Mobile Gesellschaft:Viel reisen, nie ankommen

Aircraft contrails in the skies near Heathrow Airport in west London

Reisen war einst das Privileg weniger, heute ist es meist Pflicht und vielen schon eine Last.

(Foto: REUTERS)

Reisen war einst das Privileg weniger, heute ist es vielen eine Last. Wer dauernd beruflich nach Asien muss, mag nicht mehr zum Schnorcheln ans Rote Meer. Haben wir es übertrieben mit der Mobilität?

Von Sebastian Schoepp

Noch nie konnte der Mensch seine nomadische Seite so ausleben wie heute: Im Jahr 2016 wurden nach Angaben der World Tourism Organization UNWTO mehr als 1,2 Milliarden grenzüberschreitende Reiseankünfte gezählt, doppelt so viele wie 1999. Geschätzte 250 Millionen Menschen leben laut UN außerhalb ihrer Heimatländer, 40 Prozent mehr als zur Jahrtausendwende. Reisen war einst das Privileg weniger, heute ist es meistens eine Pflicht und vielen schon eine Last.

Verkümmert der Nomade in uns in der Schlange vor der Flughafen-Security? Wer dauernd beruflich nach Asien muss, mag nicht mehr zum Schnorcheln ans Rote Meer fliegen, sondern geht vielleicht lieber gemütlich wandern am Gardasee. Haben wir es übertrieben mit der Mobilität?

Die Sehnsucht, endlich einen Platz zu finden, wo man hingehört

Filme wie "Up in the Air" oder "Toni Erdmann" stellen Mobilität als Zwangshandlung ausgebeuteter Maschinen-Menschen dar, einsam in ihrem fremdbestimmten Pseudo-Luxus, die einen bei der Frage nach Glück oder Spaß im Leben nur mit großen Augen ansehen: Glück, das sei ja nun ein hoher Anspruch. Schon klagen junge Menschen in Chats und Foren, sie fühlten sich genötigt, Urlaubsziele nach Nützlichkeit im Lebenslauf auszuwählen. Es scheint so, als wäre nicht mehr der rastlose Bruce Chatwin der 1980er Jahre und seine "Traumpfade" unser Ideal, sondern als gebe Heimatliteratur à la Juli Zeh den Ton an, die die Sehnsucht vieler ausdrückt, endlich einen Platz zu finden, wo man hingehört, ein Zuhause, eine Heimat.

Doch was ist das, Heimat?
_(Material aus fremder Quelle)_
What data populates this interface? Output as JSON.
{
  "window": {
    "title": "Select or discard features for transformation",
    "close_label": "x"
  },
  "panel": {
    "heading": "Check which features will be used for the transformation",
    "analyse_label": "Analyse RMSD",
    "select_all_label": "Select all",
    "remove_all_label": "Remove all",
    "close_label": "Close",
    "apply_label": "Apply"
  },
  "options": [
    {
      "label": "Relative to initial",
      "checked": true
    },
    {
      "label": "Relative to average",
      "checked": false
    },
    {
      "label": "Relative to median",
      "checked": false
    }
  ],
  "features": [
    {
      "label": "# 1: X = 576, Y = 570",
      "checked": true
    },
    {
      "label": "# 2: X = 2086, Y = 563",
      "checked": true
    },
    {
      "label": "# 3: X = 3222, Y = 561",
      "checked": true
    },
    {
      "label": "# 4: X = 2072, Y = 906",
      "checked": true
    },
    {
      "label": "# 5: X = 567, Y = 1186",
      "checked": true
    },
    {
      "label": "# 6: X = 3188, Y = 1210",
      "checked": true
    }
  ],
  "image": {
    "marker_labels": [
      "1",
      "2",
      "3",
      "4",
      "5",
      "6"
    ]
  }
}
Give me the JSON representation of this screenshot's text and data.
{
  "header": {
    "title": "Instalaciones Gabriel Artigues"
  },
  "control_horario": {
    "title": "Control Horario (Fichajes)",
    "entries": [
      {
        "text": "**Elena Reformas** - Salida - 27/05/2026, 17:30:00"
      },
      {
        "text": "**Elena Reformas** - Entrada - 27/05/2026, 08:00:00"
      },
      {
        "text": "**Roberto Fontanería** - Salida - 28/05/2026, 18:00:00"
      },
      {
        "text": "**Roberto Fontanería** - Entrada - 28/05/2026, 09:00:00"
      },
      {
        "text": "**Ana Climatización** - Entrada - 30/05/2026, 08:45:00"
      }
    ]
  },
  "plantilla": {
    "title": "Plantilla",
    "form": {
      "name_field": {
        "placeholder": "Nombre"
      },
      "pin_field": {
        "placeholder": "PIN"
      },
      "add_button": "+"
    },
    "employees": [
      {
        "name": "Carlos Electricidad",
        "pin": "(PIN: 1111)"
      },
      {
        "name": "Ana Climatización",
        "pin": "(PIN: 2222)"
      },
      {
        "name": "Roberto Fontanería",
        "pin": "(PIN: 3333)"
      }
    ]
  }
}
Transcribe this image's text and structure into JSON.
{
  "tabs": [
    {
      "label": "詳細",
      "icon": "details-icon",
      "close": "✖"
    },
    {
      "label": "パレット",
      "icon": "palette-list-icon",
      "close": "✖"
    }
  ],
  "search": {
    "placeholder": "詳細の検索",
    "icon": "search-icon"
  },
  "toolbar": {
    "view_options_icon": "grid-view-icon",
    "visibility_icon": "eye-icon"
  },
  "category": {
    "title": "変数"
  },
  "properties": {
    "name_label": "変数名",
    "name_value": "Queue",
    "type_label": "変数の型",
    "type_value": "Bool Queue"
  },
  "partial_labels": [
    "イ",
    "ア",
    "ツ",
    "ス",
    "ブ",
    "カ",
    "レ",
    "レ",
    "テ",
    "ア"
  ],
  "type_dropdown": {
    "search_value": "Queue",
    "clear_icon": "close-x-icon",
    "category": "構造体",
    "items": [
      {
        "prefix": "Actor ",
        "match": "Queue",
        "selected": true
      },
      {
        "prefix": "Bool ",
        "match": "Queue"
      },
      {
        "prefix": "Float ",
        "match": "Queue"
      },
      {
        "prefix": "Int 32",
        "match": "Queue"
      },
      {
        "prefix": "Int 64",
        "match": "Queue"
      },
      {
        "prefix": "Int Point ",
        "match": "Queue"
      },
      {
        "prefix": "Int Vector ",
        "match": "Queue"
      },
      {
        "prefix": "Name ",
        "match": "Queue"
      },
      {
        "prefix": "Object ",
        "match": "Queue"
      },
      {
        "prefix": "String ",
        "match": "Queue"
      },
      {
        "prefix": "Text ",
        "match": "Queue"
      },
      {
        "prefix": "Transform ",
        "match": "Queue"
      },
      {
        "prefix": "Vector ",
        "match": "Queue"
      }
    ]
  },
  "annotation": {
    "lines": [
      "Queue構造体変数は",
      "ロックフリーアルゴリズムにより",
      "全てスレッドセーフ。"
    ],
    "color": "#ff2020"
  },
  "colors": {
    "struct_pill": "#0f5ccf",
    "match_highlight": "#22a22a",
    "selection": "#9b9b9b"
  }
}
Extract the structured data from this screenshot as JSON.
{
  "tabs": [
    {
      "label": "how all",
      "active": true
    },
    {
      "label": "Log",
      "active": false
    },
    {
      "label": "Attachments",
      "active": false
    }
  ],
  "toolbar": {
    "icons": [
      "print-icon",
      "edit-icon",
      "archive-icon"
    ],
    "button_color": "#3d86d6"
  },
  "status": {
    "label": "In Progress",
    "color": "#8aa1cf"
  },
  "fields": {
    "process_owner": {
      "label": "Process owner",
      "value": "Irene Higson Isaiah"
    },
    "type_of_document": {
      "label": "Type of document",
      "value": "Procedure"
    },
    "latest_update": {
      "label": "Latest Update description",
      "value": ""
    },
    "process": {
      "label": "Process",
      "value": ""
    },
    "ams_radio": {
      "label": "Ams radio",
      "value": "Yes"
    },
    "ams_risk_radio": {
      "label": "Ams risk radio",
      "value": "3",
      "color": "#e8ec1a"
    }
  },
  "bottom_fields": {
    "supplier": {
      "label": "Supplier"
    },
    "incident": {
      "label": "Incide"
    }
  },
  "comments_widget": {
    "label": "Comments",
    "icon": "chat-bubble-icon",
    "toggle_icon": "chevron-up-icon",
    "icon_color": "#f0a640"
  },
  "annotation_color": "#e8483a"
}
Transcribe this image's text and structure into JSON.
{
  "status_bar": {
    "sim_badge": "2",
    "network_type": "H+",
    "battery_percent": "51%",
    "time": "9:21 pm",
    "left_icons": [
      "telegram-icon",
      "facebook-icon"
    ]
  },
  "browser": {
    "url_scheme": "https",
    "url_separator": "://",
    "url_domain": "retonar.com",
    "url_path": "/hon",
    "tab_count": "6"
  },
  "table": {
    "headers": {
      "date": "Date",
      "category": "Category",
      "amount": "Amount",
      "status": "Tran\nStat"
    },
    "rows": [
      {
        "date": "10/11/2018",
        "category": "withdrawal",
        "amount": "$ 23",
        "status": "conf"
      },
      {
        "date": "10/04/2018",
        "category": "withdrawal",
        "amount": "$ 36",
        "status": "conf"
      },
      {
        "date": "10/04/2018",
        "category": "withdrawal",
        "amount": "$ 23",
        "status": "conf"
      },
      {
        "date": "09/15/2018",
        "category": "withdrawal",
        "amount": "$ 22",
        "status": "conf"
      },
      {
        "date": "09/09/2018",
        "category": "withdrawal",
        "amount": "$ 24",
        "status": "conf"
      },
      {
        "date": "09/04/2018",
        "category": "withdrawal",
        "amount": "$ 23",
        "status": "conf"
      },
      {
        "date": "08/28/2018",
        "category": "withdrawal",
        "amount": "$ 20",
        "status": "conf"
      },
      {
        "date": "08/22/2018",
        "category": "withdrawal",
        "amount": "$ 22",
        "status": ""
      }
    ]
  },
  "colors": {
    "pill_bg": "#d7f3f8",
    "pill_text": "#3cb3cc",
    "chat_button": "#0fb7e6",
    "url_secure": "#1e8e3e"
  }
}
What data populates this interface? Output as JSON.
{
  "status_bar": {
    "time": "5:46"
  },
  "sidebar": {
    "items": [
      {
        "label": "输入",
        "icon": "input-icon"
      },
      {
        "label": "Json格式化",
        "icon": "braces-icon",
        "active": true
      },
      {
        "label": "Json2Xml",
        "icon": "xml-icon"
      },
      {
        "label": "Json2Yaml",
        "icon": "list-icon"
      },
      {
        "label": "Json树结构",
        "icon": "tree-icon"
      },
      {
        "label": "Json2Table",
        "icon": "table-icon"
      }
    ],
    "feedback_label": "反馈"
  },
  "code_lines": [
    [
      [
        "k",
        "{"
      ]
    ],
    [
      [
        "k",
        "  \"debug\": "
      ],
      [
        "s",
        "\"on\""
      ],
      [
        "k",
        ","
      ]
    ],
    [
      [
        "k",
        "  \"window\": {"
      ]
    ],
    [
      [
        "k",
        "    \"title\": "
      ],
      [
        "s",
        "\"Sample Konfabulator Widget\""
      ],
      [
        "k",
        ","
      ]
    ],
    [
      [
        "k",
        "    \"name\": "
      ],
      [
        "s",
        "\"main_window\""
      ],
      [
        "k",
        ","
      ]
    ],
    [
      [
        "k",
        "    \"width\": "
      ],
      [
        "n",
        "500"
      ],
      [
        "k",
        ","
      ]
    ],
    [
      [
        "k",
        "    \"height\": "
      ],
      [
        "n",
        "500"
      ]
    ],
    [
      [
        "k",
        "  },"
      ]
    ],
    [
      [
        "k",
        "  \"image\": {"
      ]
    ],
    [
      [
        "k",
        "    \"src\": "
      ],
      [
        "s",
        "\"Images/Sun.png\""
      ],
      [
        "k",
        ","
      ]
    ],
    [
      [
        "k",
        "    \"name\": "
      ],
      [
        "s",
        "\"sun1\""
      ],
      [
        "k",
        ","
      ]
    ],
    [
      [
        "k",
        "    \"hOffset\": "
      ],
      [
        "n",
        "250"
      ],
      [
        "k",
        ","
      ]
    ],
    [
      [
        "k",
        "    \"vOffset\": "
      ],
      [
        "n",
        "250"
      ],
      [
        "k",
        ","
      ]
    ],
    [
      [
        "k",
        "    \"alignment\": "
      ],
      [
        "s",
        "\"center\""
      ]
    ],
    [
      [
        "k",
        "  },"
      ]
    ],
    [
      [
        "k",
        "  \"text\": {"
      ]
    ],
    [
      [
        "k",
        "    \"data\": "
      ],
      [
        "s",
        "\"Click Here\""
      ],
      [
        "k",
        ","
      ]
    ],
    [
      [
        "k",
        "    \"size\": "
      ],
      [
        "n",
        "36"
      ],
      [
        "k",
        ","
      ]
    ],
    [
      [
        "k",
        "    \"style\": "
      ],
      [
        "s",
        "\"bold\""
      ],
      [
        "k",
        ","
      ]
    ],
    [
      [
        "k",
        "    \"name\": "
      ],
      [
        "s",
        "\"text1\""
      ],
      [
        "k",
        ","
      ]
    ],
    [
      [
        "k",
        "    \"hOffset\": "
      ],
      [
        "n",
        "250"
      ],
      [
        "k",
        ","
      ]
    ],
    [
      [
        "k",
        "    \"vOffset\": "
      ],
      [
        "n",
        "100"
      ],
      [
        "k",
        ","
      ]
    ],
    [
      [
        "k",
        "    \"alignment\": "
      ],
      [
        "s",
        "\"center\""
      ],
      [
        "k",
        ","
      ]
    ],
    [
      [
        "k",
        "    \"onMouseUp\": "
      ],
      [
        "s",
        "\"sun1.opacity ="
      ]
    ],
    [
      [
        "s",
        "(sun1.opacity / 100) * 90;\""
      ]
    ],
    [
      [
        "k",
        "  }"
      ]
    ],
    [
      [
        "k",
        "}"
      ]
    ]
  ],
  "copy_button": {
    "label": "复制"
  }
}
Ist das etwas, das man sich aussuchen kann? Oder ist es nicht eher etwas, das in uns entsteht, durch Gewöhnung, Geborgenheit, Prägung, gerade auch aus der Kindheit? Die zunehmend schwierige Existenz in den Wunsch-Großstädten, in den Millionärsinseln wie Paris oder London oder touristischen Themenparks wie Madrid oder Barcelona, schränken die Wahlfreiheit ohnehin ein. Glaubt man Juli Zeh, dann ist das Leben in den Metropolen bald uniformer als auf dem Land. Also zurück aufs Dorf oder in die Kleinstadt, wo die meisten Deutschen ja auch herkommen?

Wer sich von seiner Herkunft grundsätzlich distanziert hat, wird mit der Rückkehr Schwierigkeiten haben, denn dafür müsste er sich ja von der Distanzierung distanzieren - mithin von sich selbst. Die Kunst des Sesshaft-Werdens besteht wohl eher darin, aus all den multiplen Identitäten, die sich auf den Wanderungen angesammelt haben, ein funktionierendes Ganzes zusammenzusetzen, in dem man sich selbst wiedererkennt. Wem das gelingt und wer sich an einem Ort verwurzelt fühlt, dem fällt es unter Umständen sogar leichter, wieder aufzubrechen.